Figura 2: MET prodotti da M1 HMDM in seguito alla stimolazione HOCl, PMA, IL-8 e TNF. Immagini rappresentative di HMDM macchiati verdi SYTOX da (A) Gli HMDM M1 e M2 non stimolati incubati per 24 h in assenza di stimoli infiammatori sono stati utilizzati come controllo, dimostrando l'assenza di rilascio MET. (B) M1 e M2 Gli HMDM sono stati trattati con 1) HOCl (200 m, 15 min), PMA (25 nM), o IL-8 (50 ng/mL) con incubazione per 24 ore o 2) TNF (25 ng/mL) con incubazione per 6 h per indurre il rilascio di MET. I MET sono stati visualizzati con l'aggiunta del verde SYTOX, come indicato da frecce bianche nel pannello superiore da M1 HMDM. Negli esperimenti corrispondenti con gli M2 HMDMs non sono stati osservati METS. Barra della scala: 500 m. Fare clic qui per visualizzare una versione più grande di questa figura.

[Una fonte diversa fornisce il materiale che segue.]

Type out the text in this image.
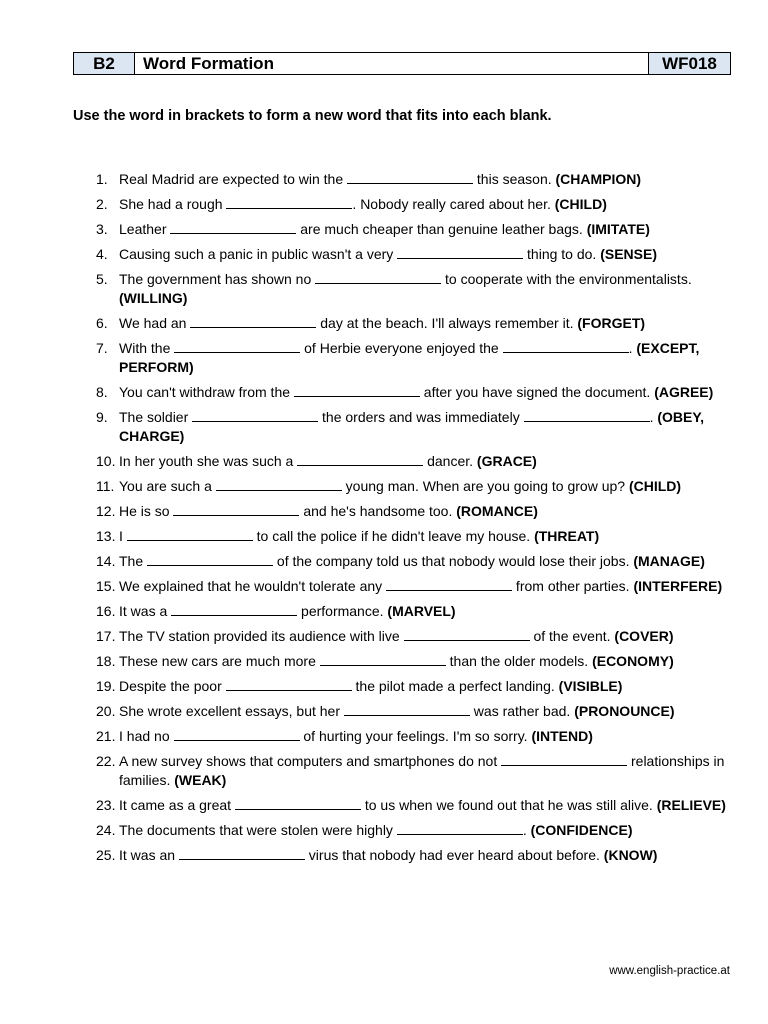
B2	Word Formation	WF018
Use the word in brackets to form a new word that fits into each blank.
1. Real Madrid are expected to win the	this season. (CHAMPION)
2. She had a rough	. Nobody really cared about her. (CHILD)
3. Leather	are much cheaper than genuine leather bags. (IMITATE)
4. Causing such a panic in public wasn't a very	thing to do. (SENSE)
5. The government has shown no	to cooperate with the environmentalists. (WILLING)
6. We had an	day at the beach. I'll always remember it. (FORGET)
7. With the	of Herbie everyone enjoyed the	. (EXCEPT, PERFORM)
8. You can't withdraw from the	after you have signed the document. (AGREE)
9. The soldier	the orders and was immediately	. (OBEY, CHARGE)
10. In her youth she was such a	dancer. (GRACE)
11. You are such a	young man. When are you going to grow up? (CHILD)
12. He is so	and he's handsome too. (ROMANCE)
13. I	to call the police if he didn't leave my house. (THREAT)
14. The	of the company told us that nobody would lose their jobs. (MANAGE)
15. We explained that he wouldn't tolerate any	from other parties. (INTERFERE)
16. It was a	performance. (MARVEL)
17. The TV station provided its audience with live	of the event. (COVER)
18. These new cars are much more	than the older models. (ECONOMY)
19. Despite the poor	the pilot made a perfect landing. (VISIBLE)
20. She wrote excellent essays, but her	was rather bad. (PRONOUNCE)
21. I had no	of hurting your feelings. I'm so sorry. (INTEND)
22. A new survey shows that computers and smartphones do not	relationships in families. (WEAK)
23. It came as a great	to us when we found out that he was still alive. (RELIEVE)
24. The documents that were stolen were highly	. (CONFIDENCE)
25. It was an	virus that nobody had ever heard about before. (KNOW)
www.english-practice.at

Figura 3: MET prodotti da macrofagi THP-1 non polarizzati a seguito della stimolazione TNF. Immagini rappresentative dei macrofagi TNP-1 saldati in verde, differenziati per pre-trattamento con PMA (50 ng/mL per 72 h) prima di un'ulteriore incubazione per 4 h in assenza o presenza di TNF (50 ng/mL) per indurre il rilascio di MET. I MET sono stati visualizzati con l'aggiunta di Verde SYTOX. I dati sono rappresentativi dei pozzi di coltura di replica da esperimenti n - 3. Barra della scala: 100 m. Fare clic qui per visualizzare una versione più grande di questa figura.

Gli autori non hanno nulla da rivelare.